Fabrice Delmeire Journaliste
Olivier Van Vaerenbergh Journaliste livres & BD

Avec Je vous demande de fermer les yeux et d’imaginer un endroit calme, Michelle Lapierre-Dallaire livre un audacieux récit à vif d’amour filial qui fascine autant qu’il bouleverse. S’y ajoutent encore trois autres pistes de lecture pour inaugurer ce mois d’octobre en beauté.

«On m’a toujours fait sentir que je devrais être honteuse de la liste des choses qui m’excitent.» Pourtant, Michelle Lapierre-Dallaire n’en a que faire, de la honte. Son histoire s’affranchit de tout sens de la convenance, et avec ce texte incendiaire, elle entend bien livrer sans fard les tourments –et les joies– qui l’habitent depuis l’enfance. Car pour elle, comme pour Nelly Arcan, qu’elle cite en épigraphe, «écrire [veut] dire ouvrir la faille, écrire [est] trahir, [c’est] écrire ce qui rate, l’histoire des cicatrices.»

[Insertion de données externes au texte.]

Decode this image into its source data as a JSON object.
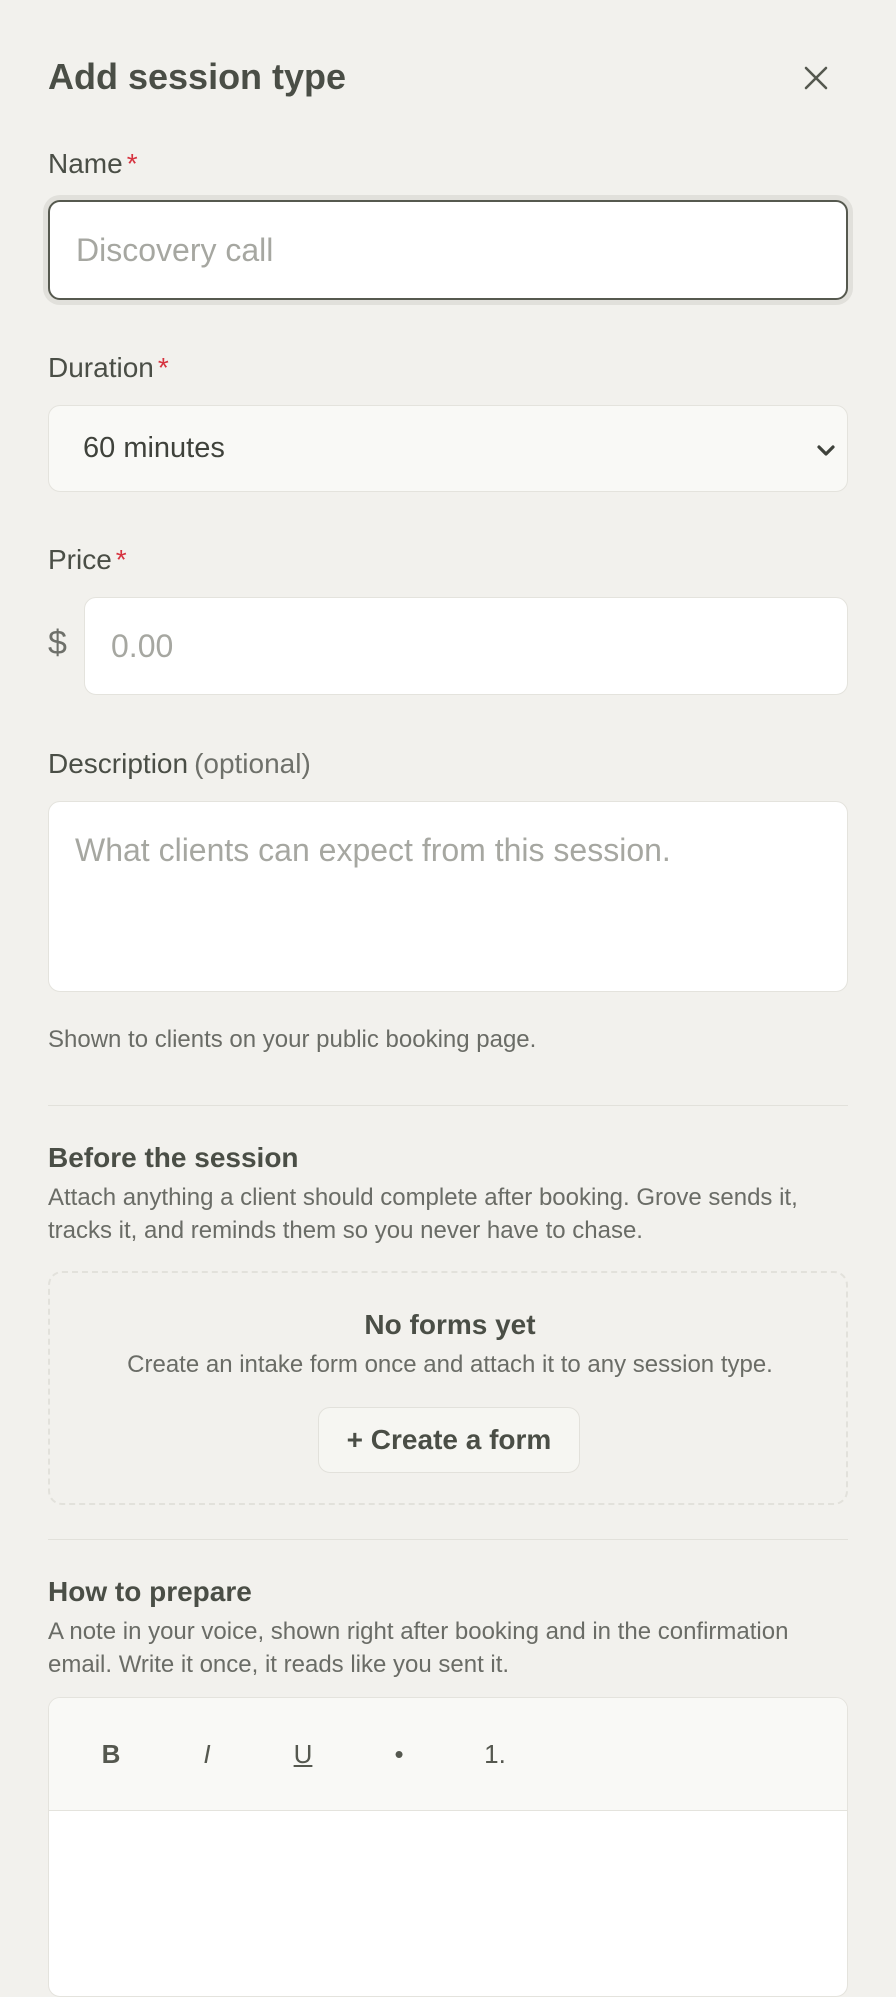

Dans son premier roman, Y avait-il des limites si oui je les ai franchies mais c’était par amour ok, l’autrice québécoise racontait sans fausse pudeur, dans une langue tout en rage et en percussion, l’inceste que lui a fait subir son beau-père durant l’enfance, alors que sa mère, alcoolique, ferme les yeux sur ces agressions. Elle y revient ici, l’évoquant dans la marge de la relation trouble et troublante qui l’unit à sa mère.

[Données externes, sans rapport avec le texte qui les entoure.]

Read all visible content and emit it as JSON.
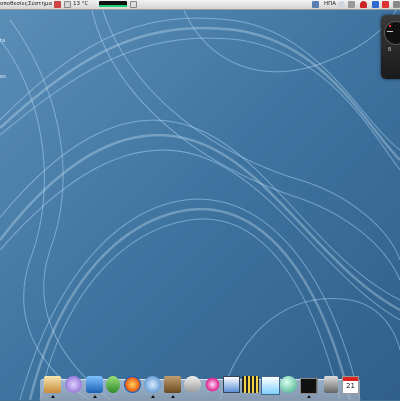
{
  "top_panel": {
    "menu_places": "οποθεσίες",
    "menu_system": "Σύστημα",
    "weather_temp": "13 °C",
    "clock_label": "ΗΠΑ"
  },
  "desktop": {
    "label_1": "ta",
    "label_2": "es"
  },
  "clock_widget": {
    "time_text": "8"
  },
  "dock": {
    "calendar_day": "21"
  }
}
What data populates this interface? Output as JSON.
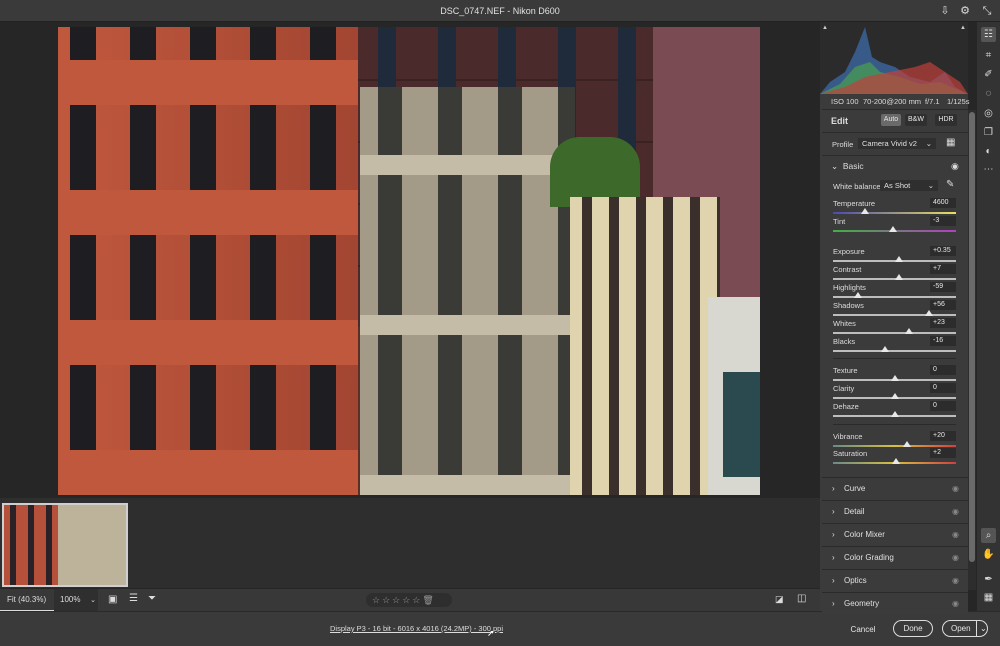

Car l’objet de ce texte est avant tout le «désir indicible de son corps, celui d’être comme elle, d’être elle.» Je vous demande de fermer les yeux (…) est une histoire d’amour, et une histoire de désir incestueux, celui d’une fille pour sa mère, qui plonge l’enfant dans un désarroi profond face au monde qui l’attend. Un «désir indicible», qui va pourtant être mis en mots dans un récit d’une âpreté folle, nous plongeant dans les tréfonds de la sa psyché à vif.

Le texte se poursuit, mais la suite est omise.